Mas a luta continuava, comprometendo a própria estrutura do universo, enfraquecendo os muros da realidade e ameaçando empurrar todo o fraco edifício do tempo e do espaço para o breu do Calabouço das Dimensões…

Uma versão da história dizia que os deuses intervieram, mas os deuses não costumam se meter com o homem, a menos que isso os divertisse. Outra versão — e era essa a que os magos contavam e escreviam em seus livros — era que os próprios magos decidiram se unir e resolver suas diferenças, em prol da humanidade. Essa explicação geralmente era aceita como verdadeira, embora fosse tão plausível quanto um colete salva-vidas de chumbo.

A verdade não se deixa prender facilmente. Na banheira da história, a verdade é mais difícil de segurar do que sabonete, e muito mais difícil de achar…

— E então, o que aconteceu? — perguntou Conina.

— Não importa — respondeu Rincewind. — Vai começar tudo de novo.
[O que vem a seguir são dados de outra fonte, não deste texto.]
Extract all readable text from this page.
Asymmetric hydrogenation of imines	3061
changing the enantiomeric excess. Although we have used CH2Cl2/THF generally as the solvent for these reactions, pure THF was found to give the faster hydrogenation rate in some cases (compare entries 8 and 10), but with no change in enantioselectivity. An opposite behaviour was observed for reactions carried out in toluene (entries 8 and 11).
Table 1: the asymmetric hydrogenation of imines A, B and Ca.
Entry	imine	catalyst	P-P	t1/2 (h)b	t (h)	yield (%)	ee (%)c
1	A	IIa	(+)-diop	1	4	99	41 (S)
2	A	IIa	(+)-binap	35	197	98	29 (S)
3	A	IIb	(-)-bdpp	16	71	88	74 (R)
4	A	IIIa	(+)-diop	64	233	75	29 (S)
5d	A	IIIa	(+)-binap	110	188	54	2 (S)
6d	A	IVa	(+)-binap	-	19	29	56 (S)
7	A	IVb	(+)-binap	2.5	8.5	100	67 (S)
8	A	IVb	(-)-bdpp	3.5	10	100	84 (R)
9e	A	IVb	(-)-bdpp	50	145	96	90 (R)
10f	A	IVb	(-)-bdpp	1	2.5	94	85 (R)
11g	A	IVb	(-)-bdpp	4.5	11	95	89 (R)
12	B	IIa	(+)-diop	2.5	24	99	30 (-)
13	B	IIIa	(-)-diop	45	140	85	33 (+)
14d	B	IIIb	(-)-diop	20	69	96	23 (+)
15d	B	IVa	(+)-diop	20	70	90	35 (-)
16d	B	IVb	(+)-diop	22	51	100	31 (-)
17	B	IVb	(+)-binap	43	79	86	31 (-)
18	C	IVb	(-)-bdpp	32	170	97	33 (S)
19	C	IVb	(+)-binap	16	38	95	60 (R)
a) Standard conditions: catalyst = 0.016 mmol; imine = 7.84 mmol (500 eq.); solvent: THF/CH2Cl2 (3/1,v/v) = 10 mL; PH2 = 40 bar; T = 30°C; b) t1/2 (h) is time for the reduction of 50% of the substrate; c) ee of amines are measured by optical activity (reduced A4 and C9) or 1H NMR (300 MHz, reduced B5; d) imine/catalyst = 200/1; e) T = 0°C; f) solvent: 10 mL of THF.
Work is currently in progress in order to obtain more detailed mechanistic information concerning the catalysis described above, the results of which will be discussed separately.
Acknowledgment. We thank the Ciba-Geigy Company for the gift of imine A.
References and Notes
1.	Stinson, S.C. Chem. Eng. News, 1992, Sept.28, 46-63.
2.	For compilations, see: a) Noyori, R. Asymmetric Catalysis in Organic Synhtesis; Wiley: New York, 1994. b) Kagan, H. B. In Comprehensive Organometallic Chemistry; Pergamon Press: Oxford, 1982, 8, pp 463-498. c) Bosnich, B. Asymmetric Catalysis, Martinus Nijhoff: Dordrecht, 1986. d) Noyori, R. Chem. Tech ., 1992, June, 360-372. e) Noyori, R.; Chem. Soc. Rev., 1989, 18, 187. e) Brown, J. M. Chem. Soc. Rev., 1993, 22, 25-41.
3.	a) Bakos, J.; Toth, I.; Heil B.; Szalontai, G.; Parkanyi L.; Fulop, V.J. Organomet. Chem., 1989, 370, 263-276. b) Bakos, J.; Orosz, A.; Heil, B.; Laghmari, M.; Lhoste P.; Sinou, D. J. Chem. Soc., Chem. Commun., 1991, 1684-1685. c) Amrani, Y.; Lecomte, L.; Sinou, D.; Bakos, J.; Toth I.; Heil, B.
Estou sentindo. Minha intuição é boa. Tem magia demais rondando o mundo. Vai estourar uma guerra pavorosa! E o Disco está velho demais para resistir. Tudo já foi usado à exaustão. A ruína, o breu absoluto e a destruição vão se abater sobre nós. O apocralipse está próximo.

— O Morte mora ao lado — acrescentou Nijel, tentando ajudar.

— O quê? — perguntou Rincewind, irritado por se ver interrompido.

— Eu disse que o Morte mora ao lado — repetiu Nijel.

— Ao lado, eu não ligo — decidiu Rincewind. — Os vizinhos que se danem. O problema é que ele também vem aqui.

— É só uma metáfora — justificou Conina.

— Você é que pensa. Eu o conheci.

— Como era ele? — quis saber Nijel.

— Digamos que…

— Sim?

— Não precisa de cabeleireiro.

O sol, agora, parecia um maçarico suspenso no céu, e a única diferença entre a areia e cinzas quentes era a cor.

A Bagagem vagava pelas dunas ardentes. Vestígios de muco amarelo secavam rapidamente na tampa.

A pequena arca solitária era observada do alto de um penedo, com a forma e a temperatura de um tijolo refratário, por uma quimera. Para a descrição da quimera, vamos recorrer ao famoso bestiário de Nevoassoura, Anima Antinaturale: “Possui pernas de serheia, pêlo de thartaruga, dente de ghalinha e asa de cobra. Obviamente, não posso dar nadha além de minha palavra, uma vez que a criathura tem hálito de fhornalha e themperamento de balão de gás em vhendaval”.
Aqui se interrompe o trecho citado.